I now realise that all I was doing was responding naturally to a situation that I had never encountered before, one that I concluded was a threat to my relationship. Therefore, in my mind, I needed to fight it off. I’m sure you are thinking, well what happened, to go from there to here? The first thing I did was educate myself about why we human beings may want an open relationship, and I listened to my partner and his reasons. He has no intention of replacing me or becoming emotionally involved with anyone else.
He wasn’t looking to sneak around. And I realised that if he wanted to cheat on me or be deceitful, he would have done so. He came to me and explained that he wanted to experience sexual scenarios with other people; some of which I couldn’t provide for him because I was a woman. This actually meant it wasn’t as make or break as I first imagined it would be. And yes, he did have sex with other women too, but again, I found that after we had discussed what that was going to be like, i.e. not in our home and always with protection, then I was OK with it, and sometimes we would talk about what he had experienced over dinner.
Your partner having an open relationship does not spell the end of life as you know it; the fact that they are having the conversation with you in the first place is an encouraging step. They want to preserve what you have rather than be deceitful; by talking to you in the first place, they demonstrate that they want to be open, honest, and realistic. Having an honest conversation allows for you to layout your fears and concerns for them to see so that you can both find a solution that benefits your relationship.
You may not want to have the conversation, and it may be uncomfortable. However, for you to both achieve what you want in your relationship, you should demonstrate to them that you are listening to what they are saying and are willing to work with them and make a relationship that you both are happy with.

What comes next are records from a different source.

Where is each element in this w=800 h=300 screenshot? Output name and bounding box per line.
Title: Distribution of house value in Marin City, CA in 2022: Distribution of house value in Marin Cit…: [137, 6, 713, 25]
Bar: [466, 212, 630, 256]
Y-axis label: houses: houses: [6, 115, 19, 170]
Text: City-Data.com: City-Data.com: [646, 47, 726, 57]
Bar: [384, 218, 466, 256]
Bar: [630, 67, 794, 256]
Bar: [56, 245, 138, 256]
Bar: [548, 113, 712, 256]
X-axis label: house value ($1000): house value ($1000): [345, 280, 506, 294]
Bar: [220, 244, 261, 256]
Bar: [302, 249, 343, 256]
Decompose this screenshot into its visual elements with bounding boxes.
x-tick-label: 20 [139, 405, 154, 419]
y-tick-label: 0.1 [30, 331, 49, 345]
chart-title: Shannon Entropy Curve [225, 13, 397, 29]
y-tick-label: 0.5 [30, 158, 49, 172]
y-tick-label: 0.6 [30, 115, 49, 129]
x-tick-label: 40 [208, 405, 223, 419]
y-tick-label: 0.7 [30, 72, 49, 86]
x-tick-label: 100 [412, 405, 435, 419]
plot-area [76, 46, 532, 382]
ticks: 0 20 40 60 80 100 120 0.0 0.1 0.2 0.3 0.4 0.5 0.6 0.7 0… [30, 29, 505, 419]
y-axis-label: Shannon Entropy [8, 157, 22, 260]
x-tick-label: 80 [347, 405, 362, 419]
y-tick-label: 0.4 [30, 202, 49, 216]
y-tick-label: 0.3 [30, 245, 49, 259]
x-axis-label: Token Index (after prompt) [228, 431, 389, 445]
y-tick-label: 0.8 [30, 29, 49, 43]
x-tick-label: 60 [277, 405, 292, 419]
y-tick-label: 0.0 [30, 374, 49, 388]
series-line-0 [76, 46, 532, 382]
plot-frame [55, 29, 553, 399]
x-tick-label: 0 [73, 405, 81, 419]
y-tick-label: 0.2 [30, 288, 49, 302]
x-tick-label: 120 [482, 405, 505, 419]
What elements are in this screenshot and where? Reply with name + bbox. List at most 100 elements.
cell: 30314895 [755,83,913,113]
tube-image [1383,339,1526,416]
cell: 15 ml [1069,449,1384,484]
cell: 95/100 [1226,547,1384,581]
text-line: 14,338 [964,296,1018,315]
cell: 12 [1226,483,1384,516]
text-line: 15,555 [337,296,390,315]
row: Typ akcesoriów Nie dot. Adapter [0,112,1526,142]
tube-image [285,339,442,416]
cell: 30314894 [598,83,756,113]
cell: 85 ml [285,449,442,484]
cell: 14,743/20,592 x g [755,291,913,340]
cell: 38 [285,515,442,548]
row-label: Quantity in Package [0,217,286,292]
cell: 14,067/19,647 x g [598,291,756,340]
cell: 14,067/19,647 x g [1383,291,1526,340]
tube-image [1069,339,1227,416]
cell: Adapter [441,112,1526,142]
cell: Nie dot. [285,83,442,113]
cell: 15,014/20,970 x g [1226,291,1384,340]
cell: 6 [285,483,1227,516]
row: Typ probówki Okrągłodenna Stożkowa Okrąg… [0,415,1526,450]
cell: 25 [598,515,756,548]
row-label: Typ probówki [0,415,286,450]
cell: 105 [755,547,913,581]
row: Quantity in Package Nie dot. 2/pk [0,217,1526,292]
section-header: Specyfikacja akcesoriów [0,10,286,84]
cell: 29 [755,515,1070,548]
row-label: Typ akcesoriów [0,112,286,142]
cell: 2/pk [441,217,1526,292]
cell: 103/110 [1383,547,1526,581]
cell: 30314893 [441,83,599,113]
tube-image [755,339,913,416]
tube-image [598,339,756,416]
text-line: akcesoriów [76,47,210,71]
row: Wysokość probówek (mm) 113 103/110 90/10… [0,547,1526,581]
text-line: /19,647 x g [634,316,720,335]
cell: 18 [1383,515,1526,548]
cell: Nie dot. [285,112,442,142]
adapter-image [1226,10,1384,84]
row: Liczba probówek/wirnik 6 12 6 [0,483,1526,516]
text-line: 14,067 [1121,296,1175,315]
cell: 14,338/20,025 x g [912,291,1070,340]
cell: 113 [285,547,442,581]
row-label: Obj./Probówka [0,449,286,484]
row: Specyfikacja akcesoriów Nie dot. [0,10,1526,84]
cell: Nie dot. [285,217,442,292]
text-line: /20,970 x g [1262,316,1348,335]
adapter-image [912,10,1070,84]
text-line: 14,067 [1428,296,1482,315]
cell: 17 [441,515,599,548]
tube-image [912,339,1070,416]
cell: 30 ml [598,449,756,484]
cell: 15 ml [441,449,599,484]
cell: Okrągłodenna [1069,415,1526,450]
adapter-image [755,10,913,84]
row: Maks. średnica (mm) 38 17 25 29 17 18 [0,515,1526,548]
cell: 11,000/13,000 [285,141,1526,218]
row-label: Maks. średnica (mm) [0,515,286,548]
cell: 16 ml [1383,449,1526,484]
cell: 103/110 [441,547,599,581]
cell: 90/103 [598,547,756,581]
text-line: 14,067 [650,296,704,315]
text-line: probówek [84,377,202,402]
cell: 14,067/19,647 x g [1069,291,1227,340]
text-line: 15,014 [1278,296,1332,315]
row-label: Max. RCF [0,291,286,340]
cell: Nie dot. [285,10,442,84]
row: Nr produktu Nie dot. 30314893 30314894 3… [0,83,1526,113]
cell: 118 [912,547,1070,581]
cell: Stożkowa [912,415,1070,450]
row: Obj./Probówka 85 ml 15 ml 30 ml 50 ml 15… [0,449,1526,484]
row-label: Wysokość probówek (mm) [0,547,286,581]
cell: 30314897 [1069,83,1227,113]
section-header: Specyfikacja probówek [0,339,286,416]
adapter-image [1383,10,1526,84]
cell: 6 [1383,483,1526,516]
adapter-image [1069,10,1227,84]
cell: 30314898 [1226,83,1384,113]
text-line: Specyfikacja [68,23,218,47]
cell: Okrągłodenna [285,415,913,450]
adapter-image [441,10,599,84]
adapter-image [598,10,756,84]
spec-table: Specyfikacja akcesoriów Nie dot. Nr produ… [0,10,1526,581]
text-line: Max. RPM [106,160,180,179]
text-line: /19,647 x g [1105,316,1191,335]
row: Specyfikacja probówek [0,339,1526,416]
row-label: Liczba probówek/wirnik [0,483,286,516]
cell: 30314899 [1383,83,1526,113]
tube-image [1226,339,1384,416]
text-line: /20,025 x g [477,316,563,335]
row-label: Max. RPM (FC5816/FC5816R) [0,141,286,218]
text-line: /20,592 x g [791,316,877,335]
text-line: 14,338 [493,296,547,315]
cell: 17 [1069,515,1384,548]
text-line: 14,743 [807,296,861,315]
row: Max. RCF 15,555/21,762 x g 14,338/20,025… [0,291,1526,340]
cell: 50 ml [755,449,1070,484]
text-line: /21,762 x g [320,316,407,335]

Put yourself in the shoes of your partner, and try to imagine how much courage it must have taken for them to have the conversation with you in the first place. If they are met from the offset of that conversation with hostility, then chances are the next time they want to open up to you about sex or intimacy, they may be reluctant to do so. Showing compassion may not come easily if the words ‘open relationship‘ shock you, but to progress forward, demonstrating that you are compassionate towards one another is a great first step.